“The soul of [an] army can’t be breathed into the army by a foreign military power or a foreign military force on the ground.” Any inquiry into why the American enterprise in Afghanistan ended in abject failure should begin with this cogent observation by retired Lt. Gen. Karl Eikenberry, who commanded all US forces in Afghanistan and subsequently served as US ambassador in Kabul. “Only the Afghans,” Eikenberry emphasized “can give their army a soul and its identity.”
Most Americans today are not accustomed to thinking of armies as soulful institutions. A citizenry no longer accustomed to military service tends to view armies as bureaucratic, hierarchical, and heartless—a massive corporate enterprise designed to kill and destroy. While reflexively approving large appropriations to sustain the armed services, Americans have by-and-large lost any appreciation for what makes them tick. We underwrite, but do not necessarily understand.
So while Americans today may “support the troops,” they possess little understanding of what mix of qualities imbues an army with fighting spirit. For ordinary citizens understandably preoccupied with the pressing challenges of everyday life, that subject no longer possesses any particular importance.
Yet for an embryonic political movement, the soul of the army may well embody the soul of the nation itself. The two are intimately connected. Certainly this describes the role played by the Continental Army during the American Revolution.
The stirring saga of George Washington’s beleaguered troops crossing the Delaware to surprise the Hessians at Trenton, or wintering over at Valley Forge, may no longer set American hearts aflutter the way it once did. But the very survival of the American Republic depended on the survival of Washington’s Continentals. Merely by staying in the field—by refusing to submit despite serial defeats at the hands of the Redcoats—they kept alive the cause of Independence.
Whatever the Continentals may have lacked in terms of numbers and equipment, Washington’s troops had heart and his army had a soul.
Notwithstanding welcome help from abroad from the likes of Lafayette, Kosciusko, and Von Steuben, the soul of the young Republic’s fighting forces was homegrown. Even the arrival of very substantial French forces in 1779 did not create—but merely supplemented—the spirit that animated the Continentals.
To say that following the overthrow of the Taliban in the autumn of 2001, Afghanistan never found its Washington is something of an understatement. More to the point, a costly effort undertaken by the United States and its allies to build effective Afghan security forces produced indifferent results at best.
The United States provided Afghan forces with mountains of arms and equipment—much of it now in the hands of the Taliban.

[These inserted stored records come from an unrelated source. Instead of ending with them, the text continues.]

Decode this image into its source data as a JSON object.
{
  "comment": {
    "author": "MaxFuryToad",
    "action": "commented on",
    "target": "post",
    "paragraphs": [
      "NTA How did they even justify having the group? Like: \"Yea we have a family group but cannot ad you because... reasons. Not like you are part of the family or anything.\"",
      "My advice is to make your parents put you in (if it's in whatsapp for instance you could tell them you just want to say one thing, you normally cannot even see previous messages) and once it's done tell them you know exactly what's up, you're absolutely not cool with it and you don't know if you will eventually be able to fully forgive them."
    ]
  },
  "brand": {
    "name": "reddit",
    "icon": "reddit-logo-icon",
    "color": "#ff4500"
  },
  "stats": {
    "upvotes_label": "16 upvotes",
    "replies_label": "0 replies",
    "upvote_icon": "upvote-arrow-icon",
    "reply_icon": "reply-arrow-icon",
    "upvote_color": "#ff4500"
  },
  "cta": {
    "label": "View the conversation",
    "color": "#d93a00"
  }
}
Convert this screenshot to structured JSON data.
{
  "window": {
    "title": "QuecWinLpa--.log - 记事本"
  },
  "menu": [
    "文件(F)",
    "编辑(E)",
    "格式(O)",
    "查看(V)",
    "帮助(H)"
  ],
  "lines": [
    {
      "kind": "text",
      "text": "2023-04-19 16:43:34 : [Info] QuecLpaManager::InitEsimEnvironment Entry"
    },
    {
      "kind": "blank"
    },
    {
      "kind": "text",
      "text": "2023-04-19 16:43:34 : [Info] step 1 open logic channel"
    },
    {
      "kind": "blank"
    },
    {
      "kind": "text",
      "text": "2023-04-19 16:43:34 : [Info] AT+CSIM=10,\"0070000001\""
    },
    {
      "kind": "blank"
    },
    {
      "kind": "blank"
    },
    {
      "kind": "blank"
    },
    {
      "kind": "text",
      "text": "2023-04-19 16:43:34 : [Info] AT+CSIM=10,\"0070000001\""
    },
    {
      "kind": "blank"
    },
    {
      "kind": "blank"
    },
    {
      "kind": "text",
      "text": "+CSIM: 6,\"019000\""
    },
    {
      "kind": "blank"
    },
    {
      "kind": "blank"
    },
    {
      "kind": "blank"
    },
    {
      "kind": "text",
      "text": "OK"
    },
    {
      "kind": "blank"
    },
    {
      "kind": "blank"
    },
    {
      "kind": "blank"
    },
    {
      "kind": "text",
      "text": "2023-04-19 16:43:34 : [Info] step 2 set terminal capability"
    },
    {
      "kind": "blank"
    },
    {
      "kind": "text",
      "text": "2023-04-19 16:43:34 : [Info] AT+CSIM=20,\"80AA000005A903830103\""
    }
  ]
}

And our efforts doubtless imparted to our would-be protégés at least a modicum of fieldcraft and tactical skills. That ordinary Afghan soldiers thereby learned how to salute, march, fire a rifle, and render first aid is not the issue. That they lacked the necessary motivation to defend their country in its moment of maximum peril is.
The events of the past several weeks make it unmistakably clear that efforts by the US military and its coalition partners to nurture a soul in the ranks of the Afghan security forces came nowhere close to succeeding.
In contrast, however painful it may be to admit, Taliban fighters have demonstrated plenty of soul. Their commitment to the purposes for which they have fought for the last two decades—to expel foreign occupiers and impose their version of Islamic values—was unambiguous and unrelenting. As a consequence, despite their inferiority in equipment and (probably) in numbers, the departure of US forces found the Taliban prevailing with remarkable ease.
There is lesson here that the United States needs to learn and probably should have learned decades ago. Creating out of whole cloth an army comprised of non-Americans that will advance US policy objectives is a daunting proposition.
That is, after all, what the Afghanistan War of 2001–21 was all about. Once the Taliban had been toppled (but neither defeated nor destroyed) in the autumn of 2001, the United States embarked upon a nation-building exercise centered on creating a new Afghanistan founded on values cherished by most Americans—women’s rights, for example—but not necessarily by most Afghans.
Policy-makers in Washington never deployed a sufficient number of American soldiers to accomplish this ambitious purpose. Indeed, we may question whether a sufficient number existed.
The decision by exasperated US civilian and military officials, taken without fanfare, to turn the entire task over to Afghan troops was probably inevitable. If General Eikenberry is correct—and I suspect he is—so too was the final outcome.